One way to explain this is by anecdote. In December 2010, I was down south in Ethiopia in a primary health care center. The obvious health interventions offered at the clinic were posted on the wall. Some were the obvious ones like child immunization and support for HIV. But they also posted about personal and environmental hygiene, about water and sanitation and nutrition. They even had a model garden outside. I realized at that moment how important it was for us to reorganize in a way that pulled all of our programs together to support families (as opposed to isolated interventions). That was the driving force behind the reorganization.
Q How’s the relationship with your grantees? Last time we talked, you expressed concern that the foundation’s relationship with many grantees was still not good enough – lack of clear communication and transparency. What’s the latest verdict?
JR: I think we’re getting better but it’s still a work in progress. We need to provide greater clarity to our grantees and partners in terms of sharing our strategy and decision-making process. We’re doing that more but I still think we can do that even better.

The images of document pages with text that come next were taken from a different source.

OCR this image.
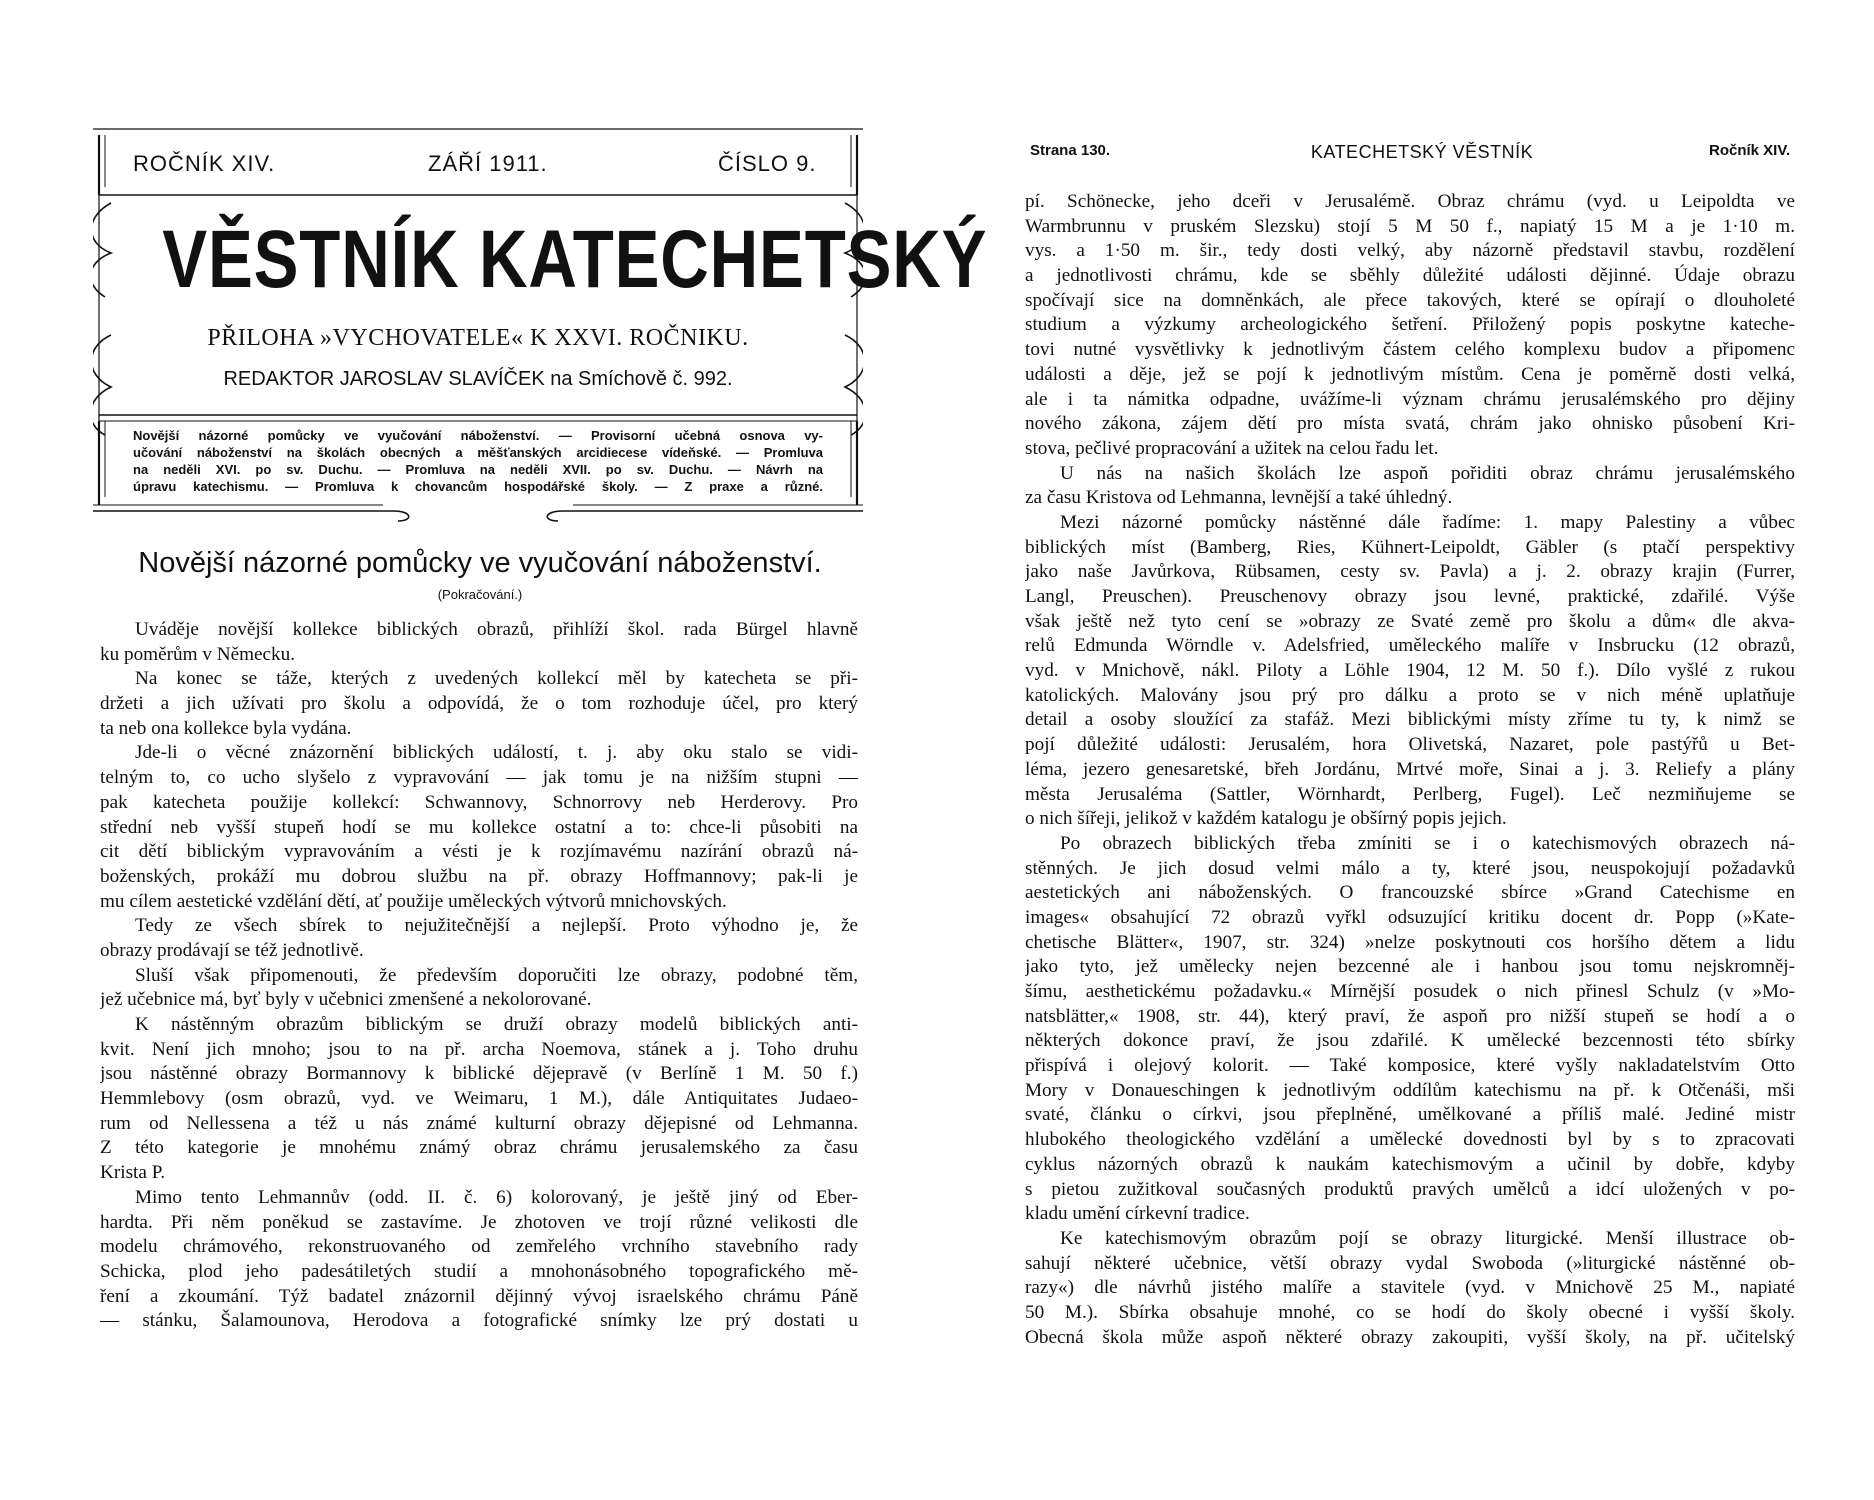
ROČNÍK XIV.	ZÁŘÍ 1911.	ČÍSLO 9.
VĚSTNÍK KATECHETSKÝ
PŘILOHA »VYCHOVATELE« K XXVI. ROČNIKU.
REDAKTOR JAROSLAV SLAVÍČEK na Smíchově č. 992.
Novější názorné pomůcky ve vyučování náboženství. — Provisorní učebná osnova vy-
učování náboženství na školách obecných a měšťanských arcidiecese vídeňské. — Promluva
na neděli XVI. po sv. Duchu. — Promluva na neděli XVII. po sv. Duchu. — Návrh na
úpravu katechismu. — Promluva k chovancům hospodářské školy. — Z praxe a různé.
Novější názorné pomůcky ve vyučování náboženství.
(Pokračování.)
Uváděje novější kollekce biblických obrazů, přihlíží škol. rada Bürgel hlavně
ku poměrům v Německu.
Na konec se táže, kterých z uvedených kollekcí měl by katecheta se při-
držeti a jich užívati pro školu a odpovídá, že o tom rozhoduje účel, pro který
ta neb ona kollekce byla vydána.
Jde-li o věcné znázornění biblických událostí, t. j. aby oku stalo se vidi-
telným to, co ucho slyšelo z vypravování — jak tomu je na nižším stupni —
pak katecheta použije kollekcí: Schwannovy, Schnorrovy neb Herderovy. Pro
střední neb vyšší stupeň hodí se mu kollekce ostatní a to: chce-li působiti na
cit dětí biblickým vypravováním a vésti je k rozjímavému nazírání obrazů ná-
boženských, prokáží mu dobrou službu na př. obrazy Hoffmannovy; pak-li je
mu cílem aestetické vzdělání dětí, ať použije uměleckých výtvorů mnichovských.
Tedy ze všech sbírek to nejužitečnější a nejlepší. Proto výhodno je, že
obrazy prodávají se též jednotlivě.
Sluší však připomenouti, že především doporučiti lze obrazy, podobné těm,
jež učebnice má, byť byly v učebnici zmenšené a nekolorované.
K nástěnným obrazům biblickým se druží obrazy modelů biblických anti-
kvit. Není jich mnoho; jsou to na př. archa Noemova, stánek a j. Toho druhu
jsou nástěnné obrazy Bormannovy k biblické dějepravě (v Berlíně 1 M. 50 f.)
Hemmlebovy (osm obrazů, vyd. ve Weimaru, 1 M.), dále Antiquitates Judaeo-
rum od Nellessena a též u nás známé kulturní obrazy dějepisné od Lehmanna.
Z této kategorie je mnohému známý obraz chrámu jerusalemského za času
Krista P.
Mimo tento Lehmannův (odd. II. č. 6) kolorovaný, je ještě jiný od Eber-
hardta. Při něm poněkud se zastavíme. Je zhotoven ve trojí různé velikosti dle
modelu chrámového, rekonstruovaného od zemřelého vrchního stavebního rady
Schicka, plod jeho padesátiletých studií a mnohonásobného topografického mě-
ření a zkoumání. Týž badatel znázornil dějinný vývoj israelského chrámu Páně
— stánku, Šalamounova, Herodova a fotografické snímky lze prý dostati u
Strana 130.	KATECHETSKÝ VĚSTNÍK	Ročník XIV.
pí. Schönecke, jeho dceři v Jerusalémě. Obraz chrámu (vyd. u Leipoldta ve
Warmbrunnu v pruském Slezsku) stojí 5 M 50 f., napiatý 15 M a je 1·10 m.
vys. a 1·50 m. šir., tedy dosti velký, aby názorně představil stavbu, rozdělení
a jednotlivosti chrámu, kde se sběhly důležité události dějinné. Údaje obrazu
spočívají sice na domněnkách, ale přece takových, které se opírají o dlouholeté
studium a výzkumy archeologického šetření. Přiložený popis poskytne kateche-
tovi nutné vysvětlivky k jednotlivým částem celého komplexu budov a připomenc
události a děje, jež se pojí k jednotlivým místům. Cena je poměrně dosti velká,
ale i ta námitka odpadne, uvážíme-li význam chrámu jerusalémského pro dějiny
nového zákona, zájem dětí pro místa svatá, chrám jako ohnisko působení Kri-
stova, pečlivé propracování a užitek na celou řadu let.
U nás na našich školách lze aspoň pořiditi obraz chrámu jerusalémského
za času Kristova od Lehmanna, levnější a také úhledný.
Mezi názorné pomůcky nástěnné dále řadíme: 1. mapy Palestiny a vůbec
biblických míst (Bamberg, Ries, Kühnert-Leipoldt, Gäbler (s ptačí perspektivy
jako naše Javůrkova, Rübsamen, cesty sv. Pavla) a j. 2. obrazy krajin (Furrer,
Langl, Preuschen). Preuschenovy obrazy jsou levné, praktické, zdařilé. Výše
však ještě než tyto cení se »obrazy ze Svaté země pro školu a dům« dle akva-
relů Edmunda Wörndle v. Adelsfried, uměleckého malíře v Insbrucku (12 obrazů,
vyd. v Mnichově, nákl. Piloty a Löhle 1904, 12 M. 50 f.). Dílo vyšlé z rukou
katolických. Malovány jsou prý pro dálku a proto se v nich méně uplatňuje
detail a osoby sloužící za stafáž. Mezi biblickými místy zříme tu ty, k nimž se
pojí důležité události: Jerusalém, hora Olivetská, Nazaret, pole pastýřů u Bet-
léma, jezero genesaretské, břeh Jordánu, Mrtvé moře, Sinai a j. 3. Reliefy a plány
města Jerusaléma (Sattler, Wörnhardt, Perlberg, Fugel). Leč nezmiňujeme se
o nich šířeji, jelikož v každém katalogu je obšírný popis jejich.
Po obrazech biblických třeba zmíniti se i o katechismových obrazech ná-
stěnných. Je jich dosud velmi málo a ty, které jsou, neuspokojují požadavků
aestetických ani náboženských. O francouzské sbírce »Grand Catechisme en
images« obsahující 72 obrazů vyřkl odsuzující kritiku docent dr. Popp (»Kate-
chetische Blätter«, 1907, str. 324) »nelze poskytnouti cos horšího dětem a lidu
jako tyto, jež umělecky nejen bezcenné ale i hanbou jsou tomu nejskromněj-
šímu, aesthetickému požadavku.« Mírnější posudek o nich přinesl Schulz (v »Mo-
natsblätter,« 1908, str. 44), který praví, že aspoň pro nižší stupeň se hodí a o
některých dokonce praví, že jsou zdařilé. K umělecké bezcennosti této sbírky
přispívá i olejový kolorit. — Také komposice, které vyšly nakladatelstvím Otto
Mory v Donaueschingen k jednotlivým oddílům katechismu na př. k Otčenáši, mši
svaté, článku o církvi, jsou přeplněné, umělkované a příliš malé. Jediné mistr
hlubokého theologického vzdělání a umělecké dovednosti byl by s to zpracovati
cyklus názorných obrazů k naukám katechismovým a učinil by dobře, kdyby
s pietou zužitkoval současných produktů pravých umělců a idcí uložených v po-
kladu umění církevní tradice.
Ke katechismovým obrazům pojí se obrazy liturgické. Menší illustrace ob-
sahují některé učebnice, větší obrazy vydal Swoboda (»liturgické nástěnné ob-
razy«) dle návrhů jistého malíře a stavitele (vyd. v Mnichově 25 M., napiaté
50 M.). Sbírka obsahuje mnohé, co se hodí do školy obecné i vyšší školy.
Obecná škola může aspoň některé obrazy zakoupiti, vyšší školy, na př. učitelský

Q As a journalist, I think the Gates Foundation is still not very transparent and not really that willing to include outsiders or the public in its internal dialogue. You guys just mostly make announcements once the ‘message’ has been crafted. But that’s my perspective. How would you say the foundation is doing on transparency and openness?
JR: I think transparency is very important. I think we’ve improved a lot on how we share information. For example, we set up our website so people can have access to our strategies, priorities and grants. But yes, the key is to improve the two-way dialogue. That’s something we continue to prioritize.
Q What’s in the future for the Gates Foundation?
JR: One of the things I feel great about is the new CEO will inherit an excellent organization with strong leadership and clear strategy. It will give the new CEO an opportunity to really focus on our key programmatic priorities. I think, within the next few years, we will succeed in eradicating polio. That will free up a lot of resources over time for other health interventions and, most importantly, show the world what’s possible when we work together to really make a difference. I also think we’re going to see tremendous improvement in education and a move away from an overuse of standardized testing. We need to help teachers really be the best they can be, which is what they aspire to…. I think we’re turning the corner on that. It’s exciting.
Q I noticed in another news report about you stepping down this video of you playing a superhero at a staff meeting at Microsoft many years ago. Once you leave the foundation, will you revive the role of Data Man?
JR: You’ve been watching too many YouTube videos.